Renal Angiography and Stenting - Angiogram is an x-ray of the arteries. It is performed by puncturing the artery under local anesthetic, and injecting contrast (dye) to outline the blood vessels. A reduction in the blood supply to the kidneys can give rise to poor renal function and high blood pressure. The kidney arteries can become narrowed by atheroma (hardening of the arteries). In this case, the narrowed artery can be stretched with a balloon angioplasty and stenting to improve blood flow, this will help to reduce blood pressure and maintain better kidney function.


Permanent Pacemaker Implantation - A Pacemaker is a small device that sends small electrical impulses to the heart muscle to maintain a suitable heart rate or to stimulate the lower chambers of the heart or ventricles. A pacemaker may also be used to treat fainting spells (syncope). They can also be used to treat congestive heart failure.

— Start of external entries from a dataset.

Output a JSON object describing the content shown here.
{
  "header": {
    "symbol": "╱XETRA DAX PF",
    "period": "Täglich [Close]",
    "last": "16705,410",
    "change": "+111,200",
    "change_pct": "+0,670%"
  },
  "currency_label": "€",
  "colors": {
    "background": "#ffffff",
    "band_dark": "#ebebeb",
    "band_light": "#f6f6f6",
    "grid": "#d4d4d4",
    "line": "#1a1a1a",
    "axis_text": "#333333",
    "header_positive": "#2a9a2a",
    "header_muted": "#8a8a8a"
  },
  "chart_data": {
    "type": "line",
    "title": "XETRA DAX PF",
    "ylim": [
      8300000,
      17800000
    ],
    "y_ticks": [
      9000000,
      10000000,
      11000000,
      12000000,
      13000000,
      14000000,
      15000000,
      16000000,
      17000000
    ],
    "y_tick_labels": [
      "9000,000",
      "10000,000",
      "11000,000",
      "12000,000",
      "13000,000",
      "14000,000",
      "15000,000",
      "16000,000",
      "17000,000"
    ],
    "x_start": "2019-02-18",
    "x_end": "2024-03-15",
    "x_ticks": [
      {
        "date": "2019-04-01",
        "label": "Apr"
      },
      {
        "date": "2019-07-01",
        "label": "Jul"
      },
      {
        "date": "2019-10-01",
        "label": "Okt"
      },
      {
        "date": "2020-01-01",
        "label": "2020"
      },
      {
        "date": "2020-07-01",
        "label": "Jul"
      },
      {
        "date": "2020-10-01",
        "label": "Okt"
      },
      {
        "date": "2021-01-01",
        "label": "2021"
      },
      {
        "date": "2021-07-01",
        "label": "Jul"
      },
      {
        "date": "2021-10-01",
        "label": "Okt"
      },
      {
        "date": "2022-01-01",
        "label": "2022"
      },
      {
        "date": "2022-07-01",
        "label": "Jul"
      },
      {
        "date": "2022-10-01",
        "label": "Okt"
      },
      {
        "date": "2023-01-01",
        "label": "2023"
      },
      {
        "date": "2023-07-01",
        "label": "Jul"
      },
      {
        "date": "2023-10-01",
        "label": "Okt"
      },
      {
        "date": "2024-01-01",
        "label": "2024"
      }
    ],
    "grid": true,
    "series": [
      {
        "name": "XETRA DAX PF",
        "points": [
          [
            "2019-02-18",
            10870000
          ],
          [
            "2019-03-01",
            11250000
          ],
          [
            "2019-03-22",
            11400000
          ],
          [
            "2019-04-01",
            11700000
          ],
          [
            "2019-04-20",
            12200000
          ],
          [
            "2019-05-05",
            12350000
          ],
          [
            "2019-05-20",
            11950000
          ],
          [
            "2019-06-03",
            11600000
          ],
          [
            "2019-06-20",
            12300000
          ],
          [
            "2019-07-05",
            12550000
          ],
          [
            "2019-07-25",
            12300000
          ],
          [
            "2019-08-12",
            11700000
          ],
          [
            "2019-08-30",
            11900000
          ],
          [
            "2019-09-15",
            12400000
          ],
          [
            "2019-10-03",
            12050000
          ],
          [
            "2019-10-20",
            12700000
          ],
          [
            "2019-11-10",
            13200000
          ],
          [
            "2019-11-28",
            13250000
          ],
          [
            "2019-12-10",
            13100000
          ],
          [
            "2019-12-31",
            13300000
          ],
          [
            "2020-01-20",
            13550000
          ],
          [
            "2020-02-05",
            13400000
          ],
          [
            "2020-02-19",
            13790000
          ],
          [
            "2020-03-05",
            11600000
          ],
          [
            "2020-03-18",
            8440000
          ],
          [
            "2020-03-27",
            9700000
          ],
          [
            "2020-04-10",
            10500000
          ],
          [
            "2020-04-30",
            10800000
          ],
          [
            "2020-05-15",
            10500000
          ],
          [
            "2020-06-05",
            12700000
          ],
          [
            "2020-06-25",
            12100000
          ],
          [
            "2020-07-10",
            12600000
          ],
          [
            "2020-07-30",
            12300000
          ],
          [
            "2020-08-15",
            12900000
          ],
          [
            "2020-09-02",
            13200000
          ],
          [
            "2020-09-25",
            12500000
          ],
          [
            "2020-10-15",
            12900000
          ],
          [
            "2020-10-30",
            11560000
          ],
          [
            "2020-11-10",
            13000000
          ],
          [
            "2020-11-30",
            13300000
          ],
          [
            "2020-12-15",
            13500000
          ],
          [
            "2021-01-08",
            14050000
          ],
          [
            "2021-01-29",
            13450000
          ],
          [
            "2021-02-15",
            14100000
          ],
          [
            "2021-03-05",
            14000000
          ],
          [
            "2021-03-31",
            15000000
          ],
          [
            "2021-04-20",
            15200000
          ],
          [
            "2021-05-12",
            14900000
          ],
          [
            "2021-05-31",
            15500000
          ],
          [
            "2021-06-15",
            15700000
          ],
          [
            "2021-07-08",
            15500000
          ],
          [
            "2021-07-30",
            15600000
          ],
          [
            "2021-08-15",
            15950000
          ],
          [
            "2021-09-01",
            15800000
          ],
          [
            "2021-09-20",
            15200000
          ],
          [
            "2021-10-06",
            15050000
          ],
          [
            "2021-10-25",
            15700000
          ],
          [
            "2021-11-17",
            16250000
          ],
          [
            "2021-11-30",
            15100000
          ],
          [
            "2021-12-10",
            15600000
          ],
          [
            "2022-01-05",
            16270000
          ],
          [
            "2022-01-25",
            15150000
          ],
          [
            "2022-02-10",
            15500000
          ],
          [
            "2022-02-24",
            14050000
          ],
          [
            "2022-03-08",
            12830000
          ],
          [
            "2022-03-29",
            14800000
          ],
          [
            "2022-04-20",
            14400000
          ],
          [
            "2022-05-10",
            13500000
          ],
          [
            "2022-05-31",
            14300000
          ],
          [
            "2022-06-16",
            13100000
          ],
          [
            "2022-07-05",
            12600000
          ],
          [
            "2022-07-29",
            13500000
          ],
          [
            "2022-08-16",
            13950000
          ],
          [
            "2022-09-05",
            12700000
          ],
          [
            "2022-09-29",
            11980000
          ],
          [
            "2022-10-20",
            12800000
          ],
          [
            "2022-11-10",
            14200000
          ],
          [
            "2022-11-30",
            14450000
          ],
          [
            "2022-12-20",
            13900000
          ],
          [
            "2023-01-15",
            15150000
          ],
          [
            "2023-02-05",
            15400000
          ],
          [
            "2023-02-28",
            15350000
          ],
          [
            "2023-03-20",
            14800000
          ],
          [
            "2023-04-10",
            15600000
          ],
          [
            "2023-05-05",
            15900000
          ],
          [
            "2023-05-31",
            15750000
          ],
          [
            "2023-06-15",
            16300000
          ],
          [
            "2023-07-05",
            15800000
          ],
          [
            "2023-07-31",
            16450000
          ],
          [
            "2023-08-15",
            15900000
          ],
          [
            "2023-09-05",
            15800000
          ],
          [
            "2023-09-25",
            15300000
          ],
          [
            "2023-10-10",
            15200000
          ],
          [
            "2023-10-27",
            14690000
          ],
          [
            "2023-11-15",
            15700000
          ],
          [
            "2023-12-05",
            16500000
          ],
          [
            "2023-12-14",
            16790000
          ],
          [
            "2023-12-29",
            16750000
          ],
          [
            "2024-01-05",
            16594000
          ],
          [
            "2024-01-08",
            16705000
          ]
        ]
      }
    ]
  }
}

There are several different types of pacemakers:

Single Chamber Pacemaker
Dual Chamber Pacemaker
Biventricular Pacemaker

Your physician will decide what type of pacemaker you need based on your heart condition. A pacemaker implant procedure can last from 2 to 5 hours. It is usually done under IV sedation. A medication will be given through your IV to relax you and make you feel drowsy; you will not be asleep during the procedure.You will need to remain in the hospital over night afterwards. Under most circumstances you will be able to go home the next day.


Trans-Esophageal Echocardiogram is a special ultrasound test that uses sound waves to take pictures of the heart. This type of echo can take clearer pictures of the heart than regular ultrasound especially in adults. The study is done by passing a special tube down the throat into the esophagus. The end of this tube is placed near the heart which allows very clear, detailed pictures to be taken. It is normally done under IV sedation.